Tu peux adopter le vrai blob (pas le film)
Rassure-toi : contrairement au film, le vrai blob n'est associé à aucune infection humaine dans la littérature scientifique, et ne figure sur aucune liste réglementaire européenne d'agents biologiques à risque. Aucun allergène ni aucune toxicité connus à ce jour — cela dit, ça ne se mange pas, et on se lave les mains après manipulation, comme pour toute culture. Le seul objet vraiment délicat d'un kit, c'est le scalpel : adultes, ou ados accompagnés.
FAQ — Le Blob, film vs réalité
Le film The Blob de 1958 est-il scientifiquement crédible ?

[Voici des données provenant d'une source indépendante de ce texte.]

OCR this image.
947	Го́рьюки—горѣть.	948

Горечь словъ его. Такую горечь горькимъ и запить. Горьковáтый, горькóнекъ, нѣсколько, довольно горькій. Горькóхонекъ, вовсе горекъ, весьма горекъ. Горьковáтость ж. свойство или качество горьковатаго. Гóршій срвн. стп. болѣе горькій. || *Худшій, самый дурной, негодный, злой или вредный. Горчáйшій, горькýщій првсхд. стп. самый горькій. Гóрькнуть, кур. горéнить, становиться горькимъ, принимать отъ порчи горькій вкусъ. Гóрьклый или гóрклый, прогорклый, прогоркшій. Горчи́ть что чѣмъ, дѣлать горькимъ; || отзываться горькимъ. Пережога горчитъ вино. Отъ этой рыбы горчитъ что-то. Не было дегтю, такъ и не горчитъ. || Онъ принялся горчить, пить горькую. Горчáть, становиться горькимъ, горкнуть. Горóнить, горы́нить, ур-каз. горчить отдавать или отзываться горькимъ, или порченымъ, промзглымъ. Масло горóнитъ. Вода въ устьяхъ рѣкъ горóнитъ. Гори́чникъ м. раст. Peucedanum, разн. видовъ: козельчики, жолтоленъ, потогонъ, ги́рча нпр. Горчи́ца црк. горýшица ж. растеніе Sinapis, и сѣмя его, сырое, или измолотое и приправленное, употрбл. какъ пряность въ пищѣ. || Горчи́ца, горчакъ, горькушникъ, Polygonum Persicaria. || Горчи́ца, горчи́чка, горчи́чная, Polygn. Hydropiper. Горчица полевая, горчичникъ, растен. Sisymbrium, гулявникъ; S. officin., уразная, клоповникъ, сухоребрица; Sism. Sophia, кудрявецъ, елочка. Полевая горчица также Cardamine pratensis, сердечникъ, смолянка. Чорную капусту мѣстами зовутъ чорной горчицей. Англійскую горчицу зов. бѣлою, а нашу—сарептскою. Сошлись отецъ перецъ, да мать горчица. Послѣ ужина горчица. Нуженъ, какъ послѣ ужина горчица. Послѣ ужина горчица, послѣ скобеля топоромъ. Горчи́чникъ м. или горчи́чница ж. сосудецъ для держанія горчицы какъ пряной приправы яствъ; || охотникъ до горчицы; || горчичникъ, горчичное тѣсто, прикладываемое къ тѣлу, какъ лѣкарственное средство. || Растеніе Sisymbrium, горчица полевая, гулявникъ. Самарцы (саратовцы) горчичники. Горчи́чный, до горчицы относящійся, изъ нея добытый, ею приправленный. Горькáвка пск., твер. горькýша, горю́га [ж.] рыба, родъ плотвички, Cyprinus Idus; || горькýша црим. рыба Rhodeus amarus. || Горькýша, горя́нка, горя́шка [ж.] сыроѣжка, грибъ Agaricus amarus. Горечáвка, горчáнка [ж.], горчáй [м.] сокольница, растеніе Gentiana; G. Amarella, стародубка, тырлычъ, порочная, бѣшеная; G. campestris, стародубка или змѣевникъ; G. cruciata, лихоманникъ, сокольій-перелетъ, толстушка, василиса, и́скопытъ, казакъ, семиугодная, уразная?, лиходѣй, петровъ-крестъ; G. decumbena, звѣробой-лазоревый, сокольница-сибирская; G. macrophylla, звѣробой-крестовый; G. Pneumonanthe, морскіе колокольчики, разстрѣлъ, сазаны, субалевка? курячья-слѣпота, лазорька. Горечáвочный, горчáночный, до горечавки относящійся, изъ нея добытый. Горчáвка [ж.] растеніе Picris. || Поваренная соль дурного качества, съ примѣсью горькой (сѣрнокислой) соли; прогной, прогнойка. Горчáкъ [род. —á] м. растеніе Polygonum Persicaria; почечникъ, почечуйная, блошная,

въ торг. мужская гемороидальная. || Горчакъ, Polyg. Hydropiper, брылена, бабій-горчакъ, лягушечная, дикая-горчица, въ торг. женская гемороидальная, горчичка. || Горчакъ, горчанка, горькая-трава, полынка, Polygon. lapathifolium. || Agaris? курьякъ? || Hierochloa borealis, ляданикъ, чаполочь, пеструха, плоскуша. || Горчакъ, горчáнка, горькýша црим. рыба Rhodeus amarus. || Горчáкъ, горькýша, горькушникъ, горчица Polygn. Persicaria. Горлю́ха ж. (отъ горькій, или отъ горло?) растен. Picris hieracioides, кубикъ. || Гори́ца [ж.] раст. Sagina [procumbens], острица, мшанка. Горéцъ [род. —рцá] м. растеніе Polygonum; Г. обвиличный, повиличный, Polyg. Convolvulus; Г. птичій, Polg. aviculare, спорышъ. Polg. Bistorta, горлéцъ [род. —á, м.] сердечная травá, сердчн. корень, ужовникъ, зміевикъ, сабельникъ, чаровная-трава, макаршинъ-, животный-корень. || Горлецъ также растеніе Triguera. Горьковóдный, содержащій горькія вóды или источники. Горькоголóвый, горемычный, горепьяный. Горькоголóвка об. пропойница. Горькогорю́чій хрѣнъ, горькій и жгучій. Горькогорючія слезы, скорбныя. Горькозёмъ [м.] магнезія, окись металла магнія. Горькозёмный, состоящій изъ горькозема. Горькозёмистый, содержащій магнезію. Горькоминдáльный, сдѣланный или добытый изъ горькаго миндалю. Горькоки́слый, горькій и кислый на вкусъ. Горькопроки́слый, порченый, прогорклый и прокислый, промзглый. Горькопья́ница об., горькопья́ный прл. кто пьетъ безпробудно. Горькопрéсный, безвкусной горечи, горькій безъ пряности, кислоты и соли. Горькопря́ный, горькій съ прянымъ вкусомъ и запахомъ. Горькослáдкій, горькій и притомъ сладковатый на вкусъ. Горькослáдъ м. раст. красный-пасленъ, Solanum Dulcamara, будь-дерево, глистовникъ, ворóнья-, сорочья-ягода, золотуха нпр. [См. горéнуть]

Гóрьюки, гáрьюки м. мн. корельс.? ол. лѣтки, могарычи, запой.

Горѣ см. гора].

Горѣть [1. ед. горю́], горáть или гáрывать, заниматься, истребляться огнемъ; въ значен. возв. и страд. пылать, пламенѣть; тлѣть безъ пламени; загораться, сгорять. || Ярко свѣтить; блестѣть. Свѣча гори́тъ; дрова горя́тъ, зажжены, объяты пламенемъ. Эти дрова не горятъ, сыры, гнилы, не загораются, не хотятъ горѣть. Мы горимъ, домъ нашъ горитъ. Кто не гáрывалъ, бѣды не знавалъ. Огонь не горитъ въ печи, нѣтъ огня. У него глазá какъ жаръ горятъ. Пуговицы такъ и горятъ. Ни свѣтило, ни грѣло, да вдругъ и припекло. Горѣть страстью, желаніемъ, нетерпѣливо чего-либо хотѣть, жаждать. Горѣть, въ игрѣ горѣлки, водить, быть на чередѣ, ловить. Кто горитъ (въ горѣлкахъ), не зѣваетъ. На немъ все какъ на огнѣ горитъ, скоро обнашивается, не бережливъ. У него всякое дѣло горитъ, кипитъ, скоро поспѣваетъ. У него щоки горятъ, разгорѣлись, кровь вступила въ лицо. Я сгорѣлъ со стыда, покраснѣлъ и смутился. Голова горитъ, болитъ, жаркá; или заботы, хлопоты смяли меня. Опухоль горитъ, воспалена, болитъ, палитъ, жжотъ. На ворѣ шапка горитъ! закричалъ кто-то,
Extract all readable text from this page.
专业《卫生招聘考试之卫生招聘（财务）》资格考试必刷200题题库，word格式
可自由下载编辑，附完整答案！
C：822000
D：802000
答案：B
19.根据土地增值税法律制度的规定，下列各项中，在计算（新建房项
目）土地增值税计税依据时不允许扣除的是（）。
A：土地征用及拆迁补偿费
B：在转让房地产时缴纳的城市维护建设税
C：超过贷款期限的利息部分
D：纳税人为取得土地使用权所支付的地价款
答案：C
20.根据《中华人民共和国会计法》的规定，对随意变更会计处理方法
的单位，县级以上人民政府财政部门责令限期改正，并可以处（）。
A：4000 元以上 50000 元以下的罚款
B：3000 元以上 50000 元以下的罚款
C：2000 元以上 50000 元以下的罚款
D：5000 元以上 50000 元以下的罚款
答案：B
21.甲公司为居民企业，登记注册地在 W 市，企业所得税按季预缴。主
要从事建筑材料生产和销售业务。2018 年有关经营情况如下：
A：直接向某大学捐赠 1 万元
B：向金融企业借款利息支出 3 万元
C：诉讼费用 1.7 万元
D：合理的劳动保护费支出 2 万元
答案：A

Non. C'est un film d'horreur qui exploite les peurs des années 50. Aucun organisme connu sur Terre ne ressemble à la créature du film. Cependant, les scénaristes se sont inspirés des Myxomycètes — le groupe du vrai blob.
Y a-t-il un remake du film ?
Oui. The Blob a été remaké en 1988 par Chuck Russell, avec des effets spéciaux modernisés.
Pourquoi appelle-t-on le Physarum « blob » ?
Directement à cause du film de 1958. Le nom scientifique (Physarum polycephalum) est imprononçable, et « myxomycète » fait peur. « Blob », court et évocateur, circulait déjà en français avant 2019 ; l'exposition du Parc Zoologique de Paris en octobre 2019 lui a donné son coup de projecteur décisif.
Le vrai blob peut-il grandir aussi gros que dans le film ?
Pas autant, mais quand même impressionnant. Dans la nature, un même plasmodium peut s'étendre largement sur son support — un tronc d'arbre mort, une souche, une litière — quand les conditions lui plaisent. Chez toi, dans une boîte de Petri, il se contentera de quelques centimètres — et c'est déjà très beau à voir.
Où le grand public a-t-il découvert le vrai blob ?
Le grand basculement date d'octobre 2019 : le Parc Zoologique de Paris expose le blob au public, et le sujet fait le tour des médias français. Deux ans plus tard, l'opération « Élève ton blob » du CNES en mettait un dans des milliers de classes. Côté documentaire, The Creeping Garden (2014) reste une belle porte d'entrée sur les Myxomycètes.